Once configured, ask your AI assistant to use Rhubarb's tools:

### Document Analysis
```
Use the analyze_document tool on s3://my-bucket/report.pdf to extract:
- Key findings
- Recommendations  
- Financial data

Structure the output as JSON with those three categories.
```

### Entity Extraction
```
Use extract_entities on ./contract.pdf to find all:
- PERSON entities
- ORGANIZATION entities  
- MONEY amounts
- Important dates
- Any PII information
```

### Video Analysis
```
Use analyze_video on s3://my-bucket/presentation.mp4 to:
- Summarize key points
- Extract any text shown on screen
- Identify main topics discussed
```

### Document Classification
```
First create classification samples from ./training_manifest.csv in bucket 'my-docs'.
Then classify ./unknown_document.pdf using those samples.
```

## 🏗️ Architecture

```
┌─────────────────┐    ┌──────────────────┐    ┌─────────────────┐
│   MCP Client    │────│ pyrhubarb-mcp    │────│   pyrhubarb     │
│  (Cline, etc.)  │    │   (MCP Server)   │    │  (Core Library) │
└─────────────────┘    └──────────────────┘    └─────────────────┘
                                                         │
                                               ┌─────────────────┐
                                               │  Amazon Bedrock │
                                               │ (Claude & Nova) │
                                               └─────────────────┘
```

### Key Benefits
- **🔌 Plug & Play** - No pre-installation, auto-installs on first use
- **🐍 Native Python** - Direct access to Rhubarb capabilities  
- **💬 Conversation Memory** - Maintains chat history across interactions
- **🔍 Resource Discovery** - Built-in resources for exploration
- **⚡ High Performance** - Optimized for large documents and video processing

## 🛠️ Development

### Local Development
```bash
# Clone and install
git clone https://github.com/awslabs/rhubarb.git
cd rhubarb/pyrhubarb-mcp
poetry install

# Run locally  
poetry run pyrhubarb-mcp --check-deps
```

### Dependencies
This package automatically installs:
- **`pyrhubarb`** - Core Rhubarb document/video processing
- **`fastmcp`** - MCP server framework
- **`boto3`** - AWS SDK for Python

## 🔐 Security & Requirements

### AWS Credentials
Requires AWS credentials with permissions for:
- **Amazon Bedrock** - For Claude and Nova model access
- **Amazon S3** - For document/video storage (optional but recommended)

### Supported Regions
Works in any AWS region with Amazon Bedrock availability.
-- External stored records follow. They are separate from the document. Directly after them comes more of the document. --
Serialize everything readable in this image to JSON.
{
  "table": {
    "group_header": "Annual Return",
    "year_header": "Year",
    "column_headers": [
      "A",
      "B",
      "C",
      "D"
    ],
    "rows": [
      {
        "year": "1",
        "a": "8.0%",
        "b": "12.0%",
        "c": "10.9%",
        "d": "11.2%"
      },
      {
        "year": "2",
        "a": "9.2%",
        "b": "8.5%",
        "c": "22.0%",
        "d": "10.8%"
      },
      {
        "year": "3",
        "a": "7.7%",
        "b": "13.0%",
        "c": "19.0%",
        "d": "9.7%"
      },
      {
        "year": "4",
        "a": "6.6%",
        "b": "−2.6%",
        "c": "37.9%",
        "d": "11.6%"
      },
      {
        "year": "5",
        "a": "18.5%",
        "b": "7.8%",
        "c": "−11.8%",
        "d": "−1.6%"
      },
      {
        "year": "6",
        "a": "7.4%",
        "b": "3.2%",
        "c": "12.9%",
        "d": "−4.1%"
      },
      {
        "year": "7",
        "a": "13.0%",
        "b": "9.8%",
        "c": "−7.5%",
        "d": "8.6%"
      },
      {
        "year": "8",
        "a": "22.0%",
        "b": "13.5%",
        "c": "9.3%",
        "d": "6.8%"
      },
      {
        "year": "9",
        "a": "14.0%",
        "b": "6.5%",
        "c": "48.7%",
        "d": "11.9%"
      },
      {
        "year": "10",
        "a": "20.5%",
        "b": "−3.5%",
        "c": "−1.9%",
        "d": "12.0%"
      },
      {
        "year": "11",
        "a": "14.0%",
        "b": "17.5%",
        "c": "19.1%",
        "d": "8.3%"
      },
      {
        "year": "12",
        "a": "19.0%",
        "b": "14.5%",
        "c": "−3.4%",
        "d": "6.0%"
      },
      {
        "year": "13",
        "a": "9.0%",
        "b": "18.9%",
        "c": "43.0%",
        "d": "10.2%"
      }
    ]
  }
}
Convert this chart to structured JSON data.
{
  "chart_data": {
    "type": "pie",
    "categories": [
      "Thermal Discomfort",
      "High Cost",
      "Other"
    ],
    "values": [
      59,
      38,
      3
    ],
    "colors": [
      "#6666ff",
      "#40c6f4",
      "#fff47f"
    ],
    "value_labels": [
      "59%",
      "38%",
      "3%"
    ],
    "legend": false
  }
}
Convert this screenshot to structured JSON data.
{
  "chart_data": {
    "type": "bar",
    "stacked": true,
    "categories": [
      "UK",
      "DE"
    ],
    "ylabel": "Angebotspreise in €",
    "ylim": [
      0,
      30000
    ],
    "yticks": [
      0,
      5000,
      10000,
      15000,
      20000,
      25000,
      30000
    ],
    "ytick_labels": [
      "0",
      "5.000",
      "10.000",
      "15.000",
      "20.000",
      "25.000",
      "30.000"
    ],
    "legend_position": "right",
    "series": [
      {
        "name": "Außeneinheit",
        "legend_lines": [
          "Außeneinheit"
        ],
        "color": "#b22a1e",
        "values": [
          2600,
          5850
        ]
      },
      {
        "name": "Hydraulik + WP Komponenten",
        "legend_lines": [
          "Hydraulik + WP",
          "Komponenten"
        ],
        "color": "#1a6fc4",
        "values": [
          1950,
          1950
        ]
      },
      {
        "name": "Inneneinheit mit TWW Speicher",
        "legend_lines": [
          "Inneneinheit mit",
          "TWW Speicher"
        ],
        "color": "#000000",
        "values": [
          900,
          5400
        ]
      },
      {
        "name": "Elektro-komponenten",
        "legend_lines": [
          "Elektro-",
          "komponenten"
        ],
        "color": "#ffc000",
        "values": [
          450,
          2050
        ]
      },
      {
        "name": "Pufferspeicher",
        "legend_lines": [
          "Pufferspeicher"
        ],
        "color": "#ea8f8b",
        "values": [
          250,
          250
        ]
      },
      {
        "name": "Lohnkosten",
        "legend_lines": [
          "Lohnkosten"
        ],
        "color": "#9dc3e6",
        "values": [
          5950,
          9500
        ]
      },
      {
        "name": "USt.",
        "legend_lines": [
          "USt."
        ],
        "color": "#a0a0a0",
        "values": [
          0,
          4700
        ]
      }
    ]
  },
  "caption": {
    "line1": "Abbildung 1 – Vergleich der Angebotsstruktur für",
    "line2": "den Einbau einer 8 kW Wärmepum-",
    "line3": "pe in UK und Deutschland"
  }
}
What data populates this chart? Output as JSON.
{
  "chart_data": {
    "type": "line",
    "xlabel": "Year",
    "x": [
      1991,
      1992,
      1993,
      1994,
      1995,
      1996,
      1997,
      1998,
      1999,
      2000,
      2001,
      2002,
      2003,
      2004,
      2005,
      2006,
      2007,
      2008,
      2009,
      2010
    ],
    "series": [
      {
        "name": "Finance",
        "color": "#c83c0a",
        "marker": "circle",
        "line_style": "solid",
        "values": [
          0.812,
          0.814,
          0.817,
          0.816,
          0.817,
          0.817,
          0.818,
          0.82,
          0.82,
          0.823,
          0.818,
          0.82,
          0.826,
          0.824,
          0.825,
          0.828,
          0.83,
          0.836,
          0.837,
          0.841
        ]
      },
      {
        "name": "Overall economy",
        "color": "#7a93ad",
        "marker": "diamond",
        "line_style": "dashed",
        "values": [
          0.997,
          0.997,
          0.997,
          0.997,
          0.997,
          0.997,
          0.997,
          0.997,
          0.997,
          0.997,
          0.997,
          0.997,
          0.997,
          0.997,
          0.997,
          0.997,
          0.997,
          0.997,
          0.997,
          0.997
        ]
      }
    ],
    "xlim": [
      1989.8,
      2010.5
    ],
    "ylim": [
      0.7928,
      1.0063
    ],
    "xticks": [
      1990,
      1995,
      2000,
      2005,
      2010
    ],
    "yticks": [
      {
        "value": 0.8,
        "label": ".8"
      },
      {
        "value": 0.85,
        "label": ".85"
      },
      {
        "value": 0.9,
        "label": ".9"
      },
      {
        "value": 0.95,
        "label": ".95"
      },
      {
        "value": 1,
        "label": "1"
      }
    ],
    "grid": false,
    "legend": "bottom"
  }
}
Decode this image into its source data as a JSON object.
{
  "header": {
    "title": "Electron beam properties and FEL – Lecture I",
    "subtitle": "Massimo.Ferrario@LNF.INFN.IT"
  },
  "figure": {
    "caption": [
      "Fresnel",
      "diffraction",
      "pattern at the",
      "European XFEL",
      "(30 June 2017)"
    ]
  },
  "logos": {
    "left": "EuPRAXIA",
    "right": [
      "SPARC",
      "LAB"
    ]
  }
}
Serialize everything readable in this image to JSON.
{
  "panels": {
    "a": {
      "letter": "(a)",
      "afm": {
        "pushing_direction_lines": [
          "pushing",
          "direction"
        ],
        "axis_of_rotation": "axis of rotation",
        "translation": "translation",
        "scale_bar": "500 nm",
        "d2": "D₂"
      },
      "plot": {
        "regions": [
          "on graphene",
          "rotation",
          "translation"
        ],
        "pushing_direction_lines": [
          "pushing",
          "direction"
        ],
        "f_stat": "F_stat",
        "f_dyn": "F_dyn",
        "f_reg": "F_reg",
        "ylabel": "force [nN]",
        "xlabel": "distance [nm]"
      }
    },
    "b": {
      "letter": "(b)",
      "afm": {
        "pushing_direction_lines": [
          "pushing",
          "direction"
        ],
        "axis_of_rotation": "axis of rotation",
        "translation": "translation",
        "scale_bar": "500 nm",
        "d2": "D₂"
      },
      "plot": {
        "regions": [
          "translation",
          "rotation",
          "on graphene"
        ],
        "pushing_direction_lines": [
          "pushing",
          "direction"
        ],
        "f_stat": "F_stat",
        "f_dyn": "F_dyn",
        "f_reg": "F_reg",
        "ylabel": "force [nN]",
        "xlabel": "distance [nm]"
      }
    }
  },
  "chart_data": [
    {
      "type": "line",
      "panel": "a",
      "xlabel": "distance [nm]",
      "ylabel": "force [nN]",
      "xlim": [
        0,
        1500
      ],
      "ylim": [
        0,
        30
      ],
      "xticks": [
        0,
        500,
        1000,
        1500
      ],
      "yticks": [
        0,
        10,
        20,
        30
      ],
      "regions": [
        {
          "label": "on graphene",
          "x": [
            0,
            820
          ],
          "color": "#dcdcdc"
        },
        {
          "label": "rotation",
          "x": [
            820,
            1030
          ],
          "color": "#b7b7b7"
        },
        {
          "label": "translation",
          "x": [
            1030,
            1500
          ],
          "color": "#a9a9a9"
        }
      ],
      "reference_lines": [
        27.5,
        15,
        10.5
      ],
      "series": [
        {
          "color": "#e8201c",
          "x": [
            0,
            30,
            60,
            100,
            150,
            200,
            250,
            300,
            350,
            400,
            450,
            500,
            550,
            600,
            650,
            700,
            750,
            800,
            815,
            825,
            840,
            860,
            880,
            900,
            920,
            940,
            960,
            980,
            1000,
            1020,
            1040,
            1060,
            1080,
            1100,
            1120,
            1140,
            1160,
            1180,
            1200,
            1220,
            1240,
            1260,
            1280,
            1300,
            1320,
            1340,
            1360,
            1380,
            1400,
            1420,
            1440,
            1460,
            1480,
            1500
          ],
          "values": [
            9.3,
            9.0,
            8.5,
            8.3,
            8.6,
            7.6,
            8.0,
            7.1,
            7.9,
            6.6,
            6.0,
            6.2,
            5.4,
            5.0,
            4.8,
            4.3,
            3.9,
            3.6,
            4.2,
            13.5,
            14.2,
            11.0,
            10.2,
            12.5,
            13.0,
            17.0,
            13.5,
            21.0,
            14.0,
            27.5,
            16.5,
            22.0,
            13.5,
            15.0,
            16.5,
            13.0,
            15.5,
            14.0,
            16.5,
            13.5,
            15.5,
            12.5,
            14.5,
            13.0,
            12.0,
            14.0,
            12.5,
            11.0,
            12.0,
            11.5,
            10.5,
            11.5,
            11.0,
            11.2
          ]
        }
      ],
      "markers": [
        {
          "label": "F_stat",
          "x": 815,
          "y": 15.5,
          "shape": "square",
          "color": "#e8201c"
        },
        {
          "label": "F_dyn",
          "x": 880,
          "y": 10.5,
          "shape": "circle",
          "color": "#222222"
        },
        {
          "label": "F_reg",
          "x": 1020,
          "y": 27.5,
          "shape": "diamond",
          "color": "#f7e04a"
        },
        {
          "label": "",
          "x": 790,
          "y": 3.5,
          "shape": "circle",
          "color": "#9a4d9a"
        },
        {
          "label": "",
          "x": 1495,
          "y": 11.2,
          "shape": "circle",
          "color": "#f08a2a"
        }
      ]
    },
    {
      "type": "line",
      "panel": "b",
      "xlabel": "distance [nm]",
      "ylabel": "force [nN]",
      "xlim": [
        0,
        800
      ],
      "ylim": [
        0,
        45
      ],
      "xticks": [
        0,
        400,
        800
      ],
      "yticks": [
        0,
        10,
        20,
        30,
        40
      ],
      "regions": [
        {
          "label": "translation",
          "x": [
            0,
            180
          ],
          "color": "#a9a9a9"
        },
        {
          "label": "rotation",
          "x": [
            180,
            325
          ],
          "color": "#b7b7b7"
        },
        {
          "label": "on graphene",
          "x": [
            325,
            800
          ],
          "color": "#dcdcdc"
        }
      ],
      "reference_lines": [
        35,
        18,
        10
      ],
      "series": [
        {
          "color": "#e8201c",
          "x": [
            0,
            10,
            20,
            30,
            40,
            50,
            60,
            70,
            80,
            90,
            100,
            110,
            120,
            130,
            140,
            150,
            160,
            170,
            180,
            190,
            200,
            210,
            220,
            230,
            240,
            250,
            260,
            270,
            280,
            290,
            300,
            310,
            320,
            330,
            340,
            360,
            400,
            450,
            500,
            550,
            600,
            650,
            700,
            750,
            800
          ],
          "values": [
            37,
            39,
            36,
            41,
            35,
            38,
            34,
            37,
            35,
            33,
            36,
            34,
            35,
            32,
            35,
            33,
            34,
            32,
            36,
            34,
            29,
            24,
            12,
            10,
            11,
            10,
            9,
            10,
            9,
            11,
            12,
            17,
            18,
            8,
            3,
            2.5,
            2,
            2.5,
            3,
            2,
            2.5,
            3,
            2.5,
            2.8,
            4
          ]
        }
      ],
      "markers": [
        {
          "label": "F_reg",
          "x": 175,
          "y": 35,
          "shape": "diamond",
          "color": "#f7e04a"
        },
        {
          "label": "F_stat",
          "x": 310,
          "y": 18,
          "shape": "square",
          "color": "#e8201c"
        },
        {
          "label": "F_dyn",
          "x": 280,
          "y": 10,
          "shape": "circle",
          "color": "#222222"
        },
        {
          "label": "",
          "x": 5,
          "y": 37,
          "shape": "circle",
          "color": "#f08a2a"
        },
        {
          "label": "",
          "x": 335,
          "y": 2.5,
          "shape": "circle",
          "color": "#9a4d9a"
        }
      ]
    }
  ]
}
Commonly used regions:
- `us-east-1` (N. Virginia) - Default, supports all models
- `us-west-2` (Oregon) - All models available  
- `eu-west-1` (Ireland) - Most models available

## 📚 Related Links

- **[Rhubarb Documentation](https://awslabs.github.io/rhubarb/)** - Complete docs for the core library
- **[Rhubarb GitHub](https://github.com/awslabs/rhubarb)** - Source code and examples
- **[Model Context Protocol](https://modelcontextprotocol.io/)** - Learn about MCP
- **[FastMCP](https://github.com/jlowin/fastmcp)** - The MCP framework we use

## 📄 License

Apache 2.0 - See [LICENSE](../LICENSE) for details.

## 🤝 Contributing  

This package is part of the larger Rhubarb project. Please see the main [CONTRIBUTING.md](../CONTRIBUTING.md) for contribution guidelines.